The concept of orphans and vulnerable children (OVC) does not adhere to a universal definition and varies across countries in sub-Saharan Africa. The following definitions of a child, an orphan and of vulnerability have been adopted:
Defined by the UN Convention on the Rights of the Child as “every human being below the age of eighteen years unless under the law applicable to the child, majority is attained earlier.”
The official definition of an orphan is a child aged zero to 17 years whose mother, father, or both have died (World Bank OVC Toolkit). There are, however, other children who are referred to as social orphans even though one or both their parents may still be alive but who have been unable to perform parental duties because of illness or acute poverty among other reasons.
Vulnerability is viewed as “a high probability of a negative outcome” (World Bank OVC Toolkit), or an expected welfare loss above a socially accepted norm, which results from risky or uncertain events, and the lack of appropriate means to deal with them. Vulnerability leaves one at risk of exposure to stressful situations. The degree and type of vulnerability however, varies in each context and overtime.
A vulnerable child is defined as being under the age of 18 years and currently at high risk of lacking adequate care and protection. Accordingly, all children are vulnerable by nature compared to adults, but some are more critically vulnerable than others. “Child vulnerability is a downward spiral where each shock leads to a new level of vulnerability, and each new level opens up for a host of new risks.

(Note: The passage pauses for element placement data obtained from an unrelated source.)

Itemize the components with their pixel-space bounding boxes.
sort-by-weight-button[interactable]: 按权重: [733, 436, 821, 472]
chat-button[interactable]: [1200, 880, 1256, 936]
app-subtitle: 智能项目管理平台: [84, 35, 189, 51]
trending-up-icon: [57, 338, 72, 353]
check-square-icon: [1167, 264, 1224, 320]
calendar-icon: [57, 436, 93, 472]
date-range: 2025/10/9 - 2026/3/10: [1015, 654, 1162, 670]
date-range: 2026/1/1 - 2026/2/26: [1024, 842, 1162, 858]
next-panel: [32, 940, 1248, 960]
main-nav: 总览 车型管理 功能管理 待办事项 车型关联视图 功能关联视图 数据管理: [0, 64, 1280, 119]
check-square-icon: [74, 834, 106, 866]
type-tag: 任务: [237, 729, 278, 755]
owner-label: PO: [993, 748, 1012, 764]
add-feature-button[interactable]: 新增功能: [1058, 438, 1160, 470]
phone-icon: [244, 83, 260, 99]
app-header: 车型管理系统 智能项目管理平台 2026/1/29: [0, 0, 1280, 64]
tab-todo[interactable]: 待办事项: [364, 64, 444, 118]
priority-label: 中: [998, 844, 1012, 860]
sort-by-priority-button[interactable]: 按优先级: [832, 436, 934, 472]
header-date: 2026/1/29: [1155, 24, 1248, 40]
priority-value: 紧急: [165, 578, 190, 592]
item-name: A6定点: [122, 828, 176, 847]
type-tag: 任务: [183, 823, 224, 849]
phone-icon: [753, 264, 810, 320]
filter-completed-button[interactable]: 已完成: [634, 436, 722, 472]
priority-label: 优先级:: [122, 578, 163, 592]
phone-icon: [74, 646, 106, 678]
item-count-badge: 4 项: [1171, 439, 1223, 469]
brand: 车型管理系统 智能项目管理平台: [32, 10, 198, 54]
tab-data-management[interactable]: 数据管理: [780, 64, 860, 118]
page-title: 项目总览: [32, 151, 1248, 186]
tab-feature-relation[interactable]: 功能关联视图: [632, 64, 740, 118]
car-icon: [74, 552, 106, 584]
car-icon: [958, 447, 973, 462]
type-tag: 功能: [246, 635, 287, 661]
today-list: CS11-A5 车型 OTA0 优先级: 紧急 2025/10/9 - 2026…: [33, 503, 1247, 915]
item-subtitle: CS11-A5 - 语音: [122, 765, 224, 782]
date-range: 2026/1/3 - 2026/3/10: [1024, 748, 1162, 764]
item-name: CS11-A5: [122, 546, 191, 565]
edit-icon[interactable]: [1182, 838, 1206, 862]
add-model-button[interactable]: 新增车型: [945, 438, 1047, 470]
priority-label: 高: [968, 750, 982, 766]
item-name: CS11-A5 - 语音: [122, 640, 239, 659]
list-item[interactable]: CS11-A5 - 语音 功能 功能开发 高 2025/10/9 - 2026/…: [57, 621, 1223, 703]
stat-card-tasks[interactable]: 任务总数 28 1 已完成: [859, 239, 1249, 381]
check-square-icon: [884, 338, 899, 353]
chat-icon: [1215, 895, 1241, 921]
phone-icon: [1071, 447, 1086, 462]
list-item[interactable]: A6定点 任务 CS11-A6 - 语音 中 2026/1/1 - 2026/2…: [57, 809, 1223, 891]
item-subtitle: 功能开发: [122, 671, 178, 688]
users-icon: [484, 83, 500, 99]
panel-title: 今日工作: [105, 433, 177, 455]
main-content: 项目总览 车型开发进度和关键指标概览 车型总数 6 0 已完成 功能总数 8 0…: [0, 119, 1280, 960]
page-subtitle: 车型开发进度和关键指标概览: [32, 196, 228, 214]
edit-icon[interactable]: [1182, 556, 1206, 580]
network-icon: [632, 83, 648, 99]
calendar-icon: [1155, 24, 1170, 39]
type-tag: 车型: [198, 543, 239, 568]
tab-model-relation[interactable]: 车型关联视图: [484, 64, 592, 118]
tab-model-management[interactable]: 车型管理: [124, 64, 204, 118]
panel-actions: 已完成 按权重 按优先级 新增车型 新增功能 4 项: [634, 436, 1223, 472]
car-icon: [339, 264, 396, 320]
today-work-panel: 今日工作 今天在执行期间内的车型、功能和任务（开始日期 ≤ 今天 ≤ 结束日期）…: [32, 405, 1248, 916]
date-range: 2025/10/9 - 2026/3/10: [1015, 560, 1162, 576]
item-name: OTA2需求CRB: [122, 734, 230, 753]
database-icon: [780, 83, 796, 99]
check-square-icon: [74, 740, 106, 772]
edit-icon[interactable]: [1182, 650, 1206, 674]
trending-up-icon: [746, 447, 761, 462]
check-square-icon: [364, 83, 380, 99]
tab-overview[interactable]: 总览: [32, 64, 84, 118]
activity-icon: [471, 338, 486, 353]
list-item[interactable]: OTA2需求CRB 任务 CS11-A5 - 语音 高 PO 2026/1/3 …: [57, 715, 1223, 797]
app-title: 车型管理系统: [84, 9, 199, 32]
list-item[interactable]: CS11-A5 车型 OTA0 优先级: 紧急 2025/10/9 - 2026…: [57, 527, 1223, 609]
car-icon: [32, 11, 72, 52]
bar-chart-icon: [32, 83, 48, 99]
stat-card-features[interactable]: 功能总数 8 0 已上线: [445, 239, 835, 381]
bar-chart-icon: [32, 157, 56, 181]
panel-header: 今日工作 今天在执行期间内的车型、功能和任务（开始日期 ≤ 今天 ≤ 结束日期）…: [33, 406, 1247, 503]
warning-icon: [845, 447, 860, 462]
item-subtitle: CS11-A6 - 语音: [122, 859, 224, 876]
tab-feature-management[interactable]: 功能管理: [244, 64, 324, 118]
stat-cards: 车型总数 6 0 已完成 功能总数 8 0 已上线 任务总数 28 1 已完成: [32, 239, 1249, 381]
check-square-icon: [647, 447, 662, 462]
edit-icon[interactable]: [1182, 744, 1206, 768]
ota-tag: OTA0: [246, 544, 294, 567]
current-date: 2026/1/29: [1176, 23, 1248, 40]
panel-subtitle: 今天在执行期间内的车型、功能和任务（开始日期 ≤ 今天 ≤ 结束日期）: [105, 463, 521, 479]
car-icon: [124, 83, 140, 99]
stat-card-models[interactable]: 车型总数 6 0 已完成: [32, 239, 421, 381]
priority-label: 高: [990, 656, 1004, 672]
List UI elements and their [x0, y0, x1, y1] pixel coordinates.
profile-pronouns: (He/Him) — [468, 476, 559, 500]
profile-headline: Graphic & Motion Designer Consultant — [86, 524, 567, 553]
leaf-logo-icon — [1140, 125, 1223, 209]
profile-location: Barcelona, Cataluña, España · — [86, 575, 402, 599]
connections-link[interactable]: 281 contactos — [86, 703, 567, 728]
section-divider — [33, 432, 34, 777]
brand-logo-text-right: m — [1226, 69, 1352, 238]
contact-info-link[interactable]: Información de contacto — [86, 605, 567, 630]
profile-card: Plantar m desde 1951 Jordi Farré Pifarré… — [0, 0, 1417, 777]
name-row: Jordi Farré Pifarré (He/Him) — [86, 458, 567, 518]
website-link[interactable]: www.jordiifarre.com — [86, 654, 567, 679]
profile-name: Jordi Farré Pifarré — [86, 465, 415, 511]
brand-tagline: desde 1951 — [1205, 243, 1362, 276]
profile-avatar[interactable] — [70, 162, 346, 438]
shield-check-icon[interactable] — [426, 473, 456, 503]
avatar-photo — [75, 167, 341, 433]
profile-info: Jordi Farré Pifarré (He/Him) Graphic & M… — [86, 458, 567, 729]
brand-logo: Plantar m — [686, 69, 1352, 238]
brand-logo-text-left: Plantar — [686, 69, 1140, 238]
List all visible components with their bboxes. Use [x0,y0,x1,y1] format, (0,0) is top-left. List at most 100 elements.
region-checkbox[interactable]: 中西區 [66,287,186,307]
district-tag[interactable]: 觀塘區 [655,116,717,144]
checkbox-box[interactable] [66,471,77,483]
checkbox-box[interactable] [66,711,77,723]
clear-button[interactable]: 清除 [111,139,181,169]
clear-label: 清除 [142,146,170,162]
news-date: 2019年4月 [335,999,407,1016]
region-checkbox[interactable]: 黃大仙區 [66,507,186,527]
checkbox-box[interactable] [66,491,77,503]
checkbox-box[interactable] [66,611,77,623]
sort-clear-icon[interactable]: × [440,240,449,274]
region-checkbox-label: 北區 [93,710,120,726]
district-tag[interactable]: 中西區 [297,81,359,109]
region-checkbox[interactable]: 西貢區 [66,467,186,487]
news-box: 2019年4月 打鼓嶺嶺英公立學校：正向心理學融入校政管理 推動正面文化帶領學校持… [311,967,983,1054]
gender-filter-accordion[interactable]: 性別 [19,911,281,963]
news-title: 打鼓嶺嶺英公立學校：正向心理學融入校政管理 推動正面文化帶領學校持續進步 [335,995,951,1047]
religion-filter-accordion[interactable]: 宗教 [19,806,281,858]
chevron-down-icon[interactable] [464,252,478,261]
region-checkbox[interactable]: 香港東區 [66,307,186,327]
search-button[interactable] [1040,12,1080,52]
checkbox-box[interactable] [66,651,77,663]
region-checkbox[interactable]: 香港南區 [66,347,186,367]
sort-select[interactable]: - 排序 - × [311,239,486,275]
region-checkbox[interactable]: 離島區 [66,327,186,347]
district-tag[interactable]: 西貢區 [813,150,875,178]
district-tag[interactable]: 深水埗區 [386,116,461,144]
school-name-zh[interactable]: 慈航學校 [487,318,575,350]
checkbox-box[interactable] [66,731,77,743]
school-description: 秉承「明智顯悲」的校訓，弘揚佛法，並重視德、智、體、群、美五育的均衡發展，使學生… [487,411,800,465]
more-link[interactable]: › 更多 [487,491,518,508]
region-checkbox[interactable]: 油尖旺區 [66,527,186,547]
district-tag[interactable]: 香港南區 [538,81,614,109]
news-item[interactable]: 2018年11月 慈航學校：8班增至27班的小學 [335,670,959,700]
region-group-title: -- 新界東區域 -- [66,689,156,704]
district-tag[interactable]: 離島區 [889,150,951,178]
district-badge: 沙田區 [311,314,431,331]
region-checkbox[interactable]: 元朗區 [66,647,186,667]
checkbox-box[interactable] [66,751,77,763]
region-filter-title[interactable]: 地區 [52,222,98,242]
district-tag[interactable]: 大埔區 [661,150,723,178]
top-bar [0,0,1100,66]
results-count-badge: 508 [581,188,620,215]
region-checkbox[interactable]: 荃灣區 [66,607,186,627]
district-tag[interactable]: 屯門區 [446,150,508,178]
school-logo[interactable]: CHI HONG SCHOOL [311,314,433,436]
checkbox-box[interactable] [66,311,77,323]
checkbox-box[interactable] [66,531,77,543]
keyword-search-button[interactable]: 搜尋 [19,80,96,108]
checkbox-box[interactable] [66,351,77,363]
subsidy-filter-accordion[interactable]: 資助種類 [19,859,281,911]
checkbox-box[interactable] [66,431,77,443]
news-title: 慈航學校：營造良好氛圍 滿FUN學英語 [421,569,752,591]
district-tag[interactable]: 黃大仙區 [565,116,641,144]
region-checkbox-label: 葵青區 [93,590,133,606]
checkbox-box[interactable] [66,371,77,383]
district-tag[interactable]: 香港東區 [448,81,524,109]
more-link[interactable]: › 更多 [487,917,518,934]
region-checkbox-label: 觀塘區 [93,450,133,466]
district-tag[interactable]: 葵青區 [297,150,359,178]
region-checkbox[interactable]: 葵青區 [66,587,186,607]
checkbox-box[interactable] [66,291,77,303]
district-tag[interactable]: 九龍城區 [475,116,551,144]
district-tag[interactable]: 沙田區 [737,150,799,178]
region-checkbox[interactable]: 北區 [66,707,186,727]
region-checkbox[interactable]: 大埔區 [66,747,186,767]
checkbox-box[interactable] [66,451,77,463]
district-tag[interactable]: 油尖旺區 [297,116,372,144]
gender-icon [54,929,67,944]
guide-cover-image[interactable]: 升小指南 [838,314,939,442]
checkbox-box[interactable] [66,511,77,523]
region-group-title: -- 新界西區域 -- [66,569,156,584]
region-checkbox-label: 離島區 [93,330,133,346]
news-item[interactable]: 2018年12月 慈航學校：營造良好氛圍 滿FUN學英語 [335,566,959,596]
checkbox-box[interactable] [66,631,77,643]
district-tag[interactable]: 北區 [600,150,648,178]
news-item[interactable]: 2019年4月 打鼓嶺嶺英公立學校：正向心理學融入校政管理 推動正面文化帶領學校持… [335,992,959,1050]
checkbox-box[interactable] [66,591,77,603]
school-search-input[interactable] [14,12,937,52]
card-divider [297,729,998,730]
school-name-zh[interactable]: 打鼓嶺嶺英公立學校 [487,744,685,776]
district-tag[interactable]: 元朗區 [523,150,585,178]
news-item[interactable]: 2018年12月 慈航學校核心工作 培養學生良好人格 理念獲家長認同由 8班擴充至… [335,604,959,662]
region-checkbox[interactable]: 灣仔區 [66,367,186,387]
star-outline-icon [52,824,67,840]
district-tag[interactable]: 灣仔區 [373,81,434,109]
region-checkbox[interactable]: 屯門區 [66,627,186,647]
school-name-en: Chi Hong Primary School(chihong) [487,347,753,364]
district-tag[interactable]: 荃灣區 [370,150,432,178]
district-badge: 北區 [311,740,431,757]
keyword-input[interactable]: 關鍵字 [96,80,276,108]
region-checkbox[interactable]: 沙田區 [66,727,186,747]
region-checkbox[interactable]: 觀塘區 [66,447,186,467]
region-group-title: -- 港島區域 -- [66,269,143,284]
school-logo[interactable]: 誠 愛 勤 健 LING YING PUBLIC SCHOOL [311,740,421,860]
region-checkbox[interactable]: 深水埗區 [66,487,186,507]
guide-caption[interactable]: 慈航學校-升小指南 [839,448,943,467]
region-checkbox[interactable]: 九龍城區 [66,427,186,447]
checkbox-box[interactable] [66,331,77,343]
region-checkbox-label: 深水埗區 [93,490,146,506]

In other words, the probability of a child experiencing a negative outcome rises with each shock.” (World Bank OVC Toolkit)
Characteristics of children defined as vulnerable include those:
- orphaned by the death of one or both parents;
- abandoned by parents;
- living in extreme poverty;
- living with a disability;
- affected by armed conflicts;
- abused by parents or their carers;
- malnourished due to extreme poverty;
- and finally, those marginalized, stigmatized, or even discriminated against.
All vulnerable children have one common denominator: they have no reliable social safety networks on hand to depend upon in order to adequately manage the risk to which they daily exposed.